Clark Ian A, Vissel Bryce
Biomedical Sciences and Biochemistry, Research School of Biology, Australian National University, Acton, Canberra, Australian Capital Territory, 0200, Australia.
Neurodegeneration Research Group, Garvan Institute, 384 Victoria Street, Sydney, New South Wales, 2010, Australia.
J Neuroinflammation. 2016 Sep 5;13(1):236. doi: 10.1186/s12974-016-0708-2.
The basic mechanism of the major neurodegenerative diseases, including neurogenic pain, needs to be agreed upon before rational treatments can be determined, but this knowledge is still in a state of flux. Most have agreed for decades that these disease states, both infectious and non-infectious, share arguments incriminating excitotoxicity induced by excessive extracellular cerebral glutamate. Excess cerebral levels of tumor necrosis factor (TNF) are also documented in the same group of disease states. However, no agreement exists on overarching mechanism for the harmful effects of excess TNF, nor, indeed how extracellular cerebral glutamate reaches toxic levels in these conditions. Here, we link the two, collecting and arguing the evidence that, across the range of neurodegenerative diseases, excessive TNF harms the central nervous system largely through causing extracellular glutamate to accumulate to levels high enough to inhibit synaptic activity or kill neurons and therefore their associated synapses as well. TNF can be predicted from the broader literature to cause this glutamate accumulation not only by increasing glutamate production by enhancing glutaminase, but in addition simultaneously reducing glutamate clearance by inhibiting re-uptake proteins. We also discuss the effects of a TNF receptor biological fusion protein (etanercept) and the indirect anti-TNF agents dithio-thalidomides, nilotinab, and cannabinoids on these neurological conditions. The therapeutic effects of 6-diazo-5-oxo-norleucine, ceptriaxone, and riluzole, agents unrelated to TNF but which either inhibit glutaminase or enhance re-uptake proteins, but do not do both, as would anti-TNF agents, are also discussed in this context. By pointing to excess extracellular glutamate as the target, these arguments greatly strengthen the case, put now for many years, to test appropriately delivered ant-TNF agents to treat neurodegenerative diseases in randomly controlled trials.

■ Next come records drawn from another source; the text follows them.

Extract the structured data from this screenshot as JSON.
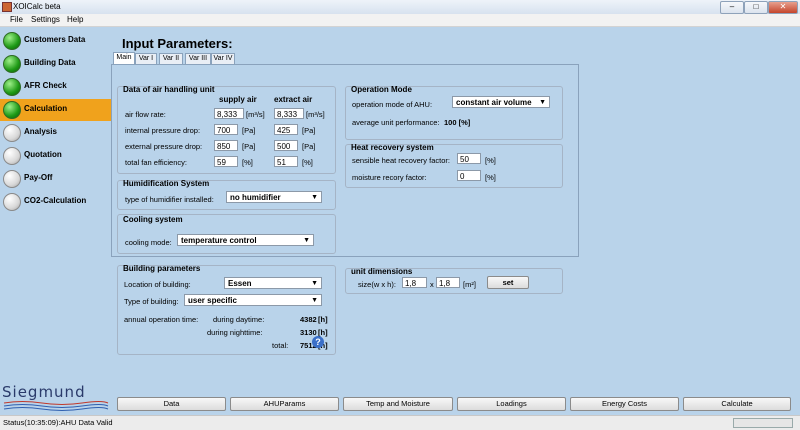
{
  "window": {
    "title": "XOICalc beta"
  },
  "menu": [
    "File",
    "Settings",
    "Help"
  ],
  "sidebar": {
    "items": [
      {
        "label": "Customers Data",
        "status": "green"
      },
      {
        "label": "Building Data",
        "status": "green"
      },
      {
        "label": "AFR Check",
        "status": "green"
      },
      {
        "label": "Calculation",
        "status": "green",
        "active": true
      },
      {
        "label": "Analysis",
        "status": "gray"
      },
      {
        "label": "Quotation",
        "status": "gray"
      },
      {
        "label": "Pay-Off",
        "status": "gray"
      },
      {
        "label": "CO2-Calculation",
        "status": "gray"
      }
    ],
    "logo": "Siegmund"
  },
  "main": {
    "title": "Input Parameters:",
    "tabs": [
      "Main",
      "Var I",
      "Var II",
      "Var III",
      "Var IV"
    ]
  },
  "air": {
    "title": "Data of air handling unit",
    "col_supply": "supply air",
    "col_extract": "extract air",
    "rows": [
      {
        "label": "air flow rate:",
        "supply": "8,333",
        "supply_unit": "[m³/s]",
        "extract": "8,333",
        "extract_unit": "[m³/s]"
      },
      {
        "label": "internal pressure drop:",
        "supply": "700",
        "supply_unit": "[Pa]",
        "extract": "425",
        "extract_unit": "[Pa]"
      },
      {
        "label": "external pressure drop:",
        "supply": "850",
        "supply_unit": "[Pa]",
        "extract": "500",
        "extract_unit": "[Pa]"
      },
      {
        "label": "total fan efficiency:",
        "supply": "59",
        "supply_unit": "[%]",
        "extract": "51",
        "extract_unit": "[%]"
      }
    ]
  },
  "humid": {
    "title": "Humidification System",
    "label": "type of humidifier installed:",
    "value": "no humidifier"
  },
  "cooling": {
    "title": "Cooling system",
    "label": "cooling mode:",
    "value": "temperature control"
  },
  "operation": {
    "title": "Operation Mode",
    "mode_label": "operation mode of AHU:",
    "mode_value": "constant air volume",
    "perf_label": "average unit performance:",
    "perf_value": "100 [%]"
  },
  "heat": {
    "title": "Heat recovery system",
    "sensible_label": "sensible heat recovery factor:",
    "sensible_value": "50",
    "moisture_label": "moisture recory factor:",
    "moisture_value": "0",
    "unit": "[%]"
  },
  "building": {
    "title": "Building parameters",
    "location_label": "Location of building:",
    "location_value": "Essen",
    "type_label": "Type of building:",
    "type_value": "user specific",
    "annual_label": "annual operation time:",
    "day_label": "during daytime:",
    "day_value": "4382",
    "night_label": "during nighttime:",
    "night_value": "3130",
    "total_label": "total:",
    "total_value": "7512",
    "hour_unit": "[h]"
  },
  "unitdim": {
    "title": "unit dimensions",
    "size_label": "size(w x h):",
    "w": "1,8",
    "x": "x",
    "h": "1,8",
    "unit": "[m²]",
    "set_label": "set"
  },
  "bottom_buttons": [
    "Data",
    "AHUParams",
    "Temp and Moisture",
    "Loadings",
    "Energy Costs",
    "Calculate"
  ],
  "status": {
    "text": "Status(10:35:09):AHU Data Valid"
  },
  "colors": {
    "active_nav": "#f0a21c",
    "background": "#b9d3ea",
    "status_green": "#1e9a16"
  }
}
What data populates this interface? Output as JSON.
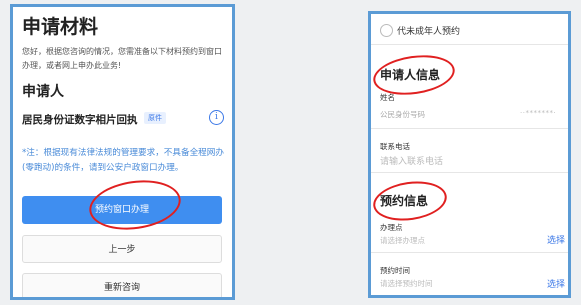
{
  "left": {
    "title": "申请材料",
    "intro": "您好，根据您咨询的情况，您需准备以下材料预约到窗口办理，或者网上申办此业务!",
    "applicant_heading": "申请人",
    "photo_item": "居民身份证数字相片回执",
    "photo_badge": "原件",
    "info_icon": "i",
    "note": "*注：根据现有法律法规的管理要求，不具备全程网办(零跑动)的条件，请到公安户政窗口办理。",
    "primary_button": "预约窗口办理",
    "prev_button": "上一步",
    "reset_button": "重新咨询"
  },
  "right": {
    "minor_option": "代未成年人预约",
    "applicant_info_heading": "申请人信息",
    "name_label": "姓名",
    "id_label": "公民身份号码",
    "id_value_masked": "··*******·",
    "phone_label": "联系电话",
    "phone_placeholder": "请输入联系电话",
    "appointment_heading": "预约信息",
    "office_label": "办理点",
    "office_placeholder": "请选择办理点",
    "office_select": "选择",
    "time_label": "预约时间",
    "time_placeholder": "请选择预约时间",
    "time_select": "选择"
  },
  "colors": {
    "accent_blue": "#3f8ef0",
    "frame_blue": "#5b9bd5",
    "annotation_red": "#e02020"
  }
}
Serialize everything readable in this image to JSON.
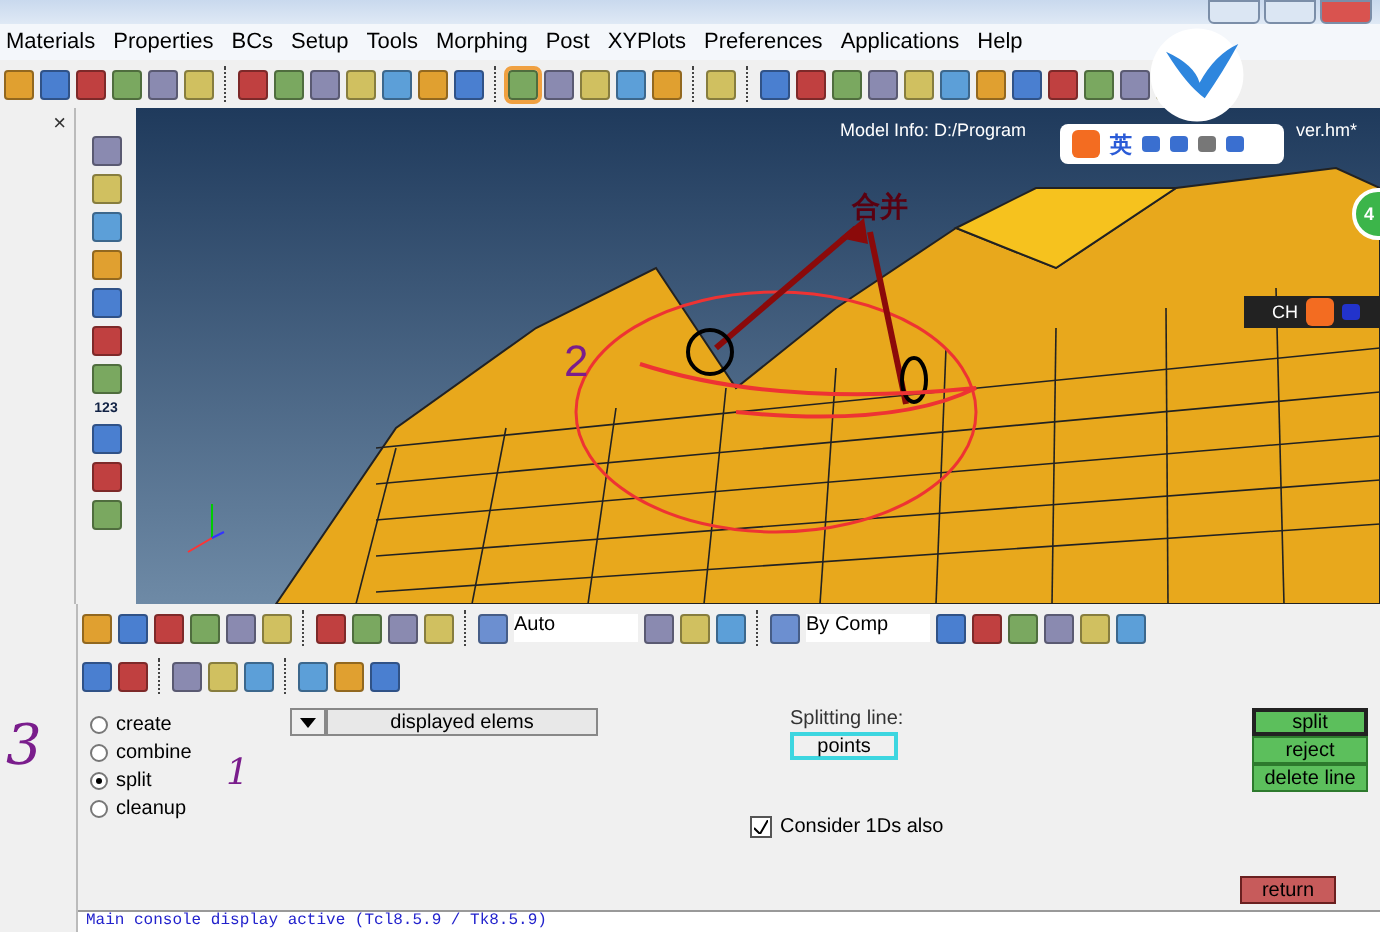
{
  "menu": [
    "Materials",
    "Properties",
    "BCs",
    "Setup",
    "Tools",
    "Morphing",
    "Post",
    "XYPlots",
    "Preferences",
    "Applications",
    "Help"
  ],
  "side_panel": {
    "close": "×",
    "icon_label": "123"
  },
  "viewport": {
    "model_info": "Model Info: D:/Program",
    "model_info_end": "ver.hm*",
    "annotation_text": "合并",
    "annotation_number": "2",
    "ime_bar": {
      "label": "英"
    },
    "lang_bar": {
      "label": "CH"
    },
    "badge": "4"
  },
  "toolbar": {
    "display_mode": "Auto",
    "color_mode": "By Comp"
  },
  "panel": {
    "options": [
      {
        "label": "create",
        "selected": false
      },
      {
        "label": "combine",
        "selected": false
      },
      {
        "label": "split",
        "selected": true
      },
      {
        "label": "cleanup",
        "selected": false
      }
    ],
    "selector": "displayed elems",
    "splitting_label": "Splitting line:",
    "points": "points",
    "consider": {
      "label": "Consider 1Ds also",
      "checked": true
    },
    "actions": [
      {
        "label": "split",
        "selected": true
      },
      {
        "label": "reject",
        "selected": false
      },
      {
        "label": "delete line",
        "selected": false
      }
    ],
    "return": "return",
    "marks": {
      "three": "3",
      "one": "1"
    }
  },
  "console": "Main console display active (Tcl8.5.9 / Tk8.5.9)"
}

在确定合理的治疗方法之前,需要就包括神经源性疼痛在内的主要神经退行性疾病的基本机制达成共识,但这方面的知识仍在不断变化。几十年来,大多数人都认为,这些感染性和非感染性疾病状态都存在因细胞外脑谷氨酸过量引发的兴奋性毒性问题。在同一组疾病状态中,也有文献记载脑肿瘤坏死因子(TNF)水平过高。然而,对于过量TNF产生有害影响的总体机制,以及在这些情况下细胞外脑谷氨酸如何达到毒性水平,目前尚无定论。在此,我们将两者联系起来,收集并论证证据表明,在一系列神经退行性疾病中,过量的TNF主要通过使细胞外谷氨酸积累到足以抑制突触活动或杀死神经元及其相关突触的水平,从而损害中枢神经系统。从更广泛的文献中可以预测,TNF导致这种谷氨酸积累,不仅是通过增强谷氨酰胺酶来增加谷氨酸的产生,还同时通过抑制再摄取蛋白来减少谷氨酸的清除。我们还讨论了TNF受体生物融合蛋白(依那西普)以及间接抗TNF药物二硫代沙利度胺、尼洛替尼和大麻素对这些神经疾病的影响。在这一背景下,我们还讨论了6 - 重氮 - 5 - 氧代 - 正亮氨酸、头孢曲松和利鲁唑的治疗效果,这些药物与TNF无关,但它们要么抑制谷氨酰胺酶,要么增强再摄取蛋白,但不像抗TNF药物那样同时具备这两种作用。通过将过量的细胞外谷氨酸作为靶点,这些观点极大地强化了多年来提出的观点,即在随机对照试验中测试适当给药的抗TNF药物以治疗神经退行性疾病。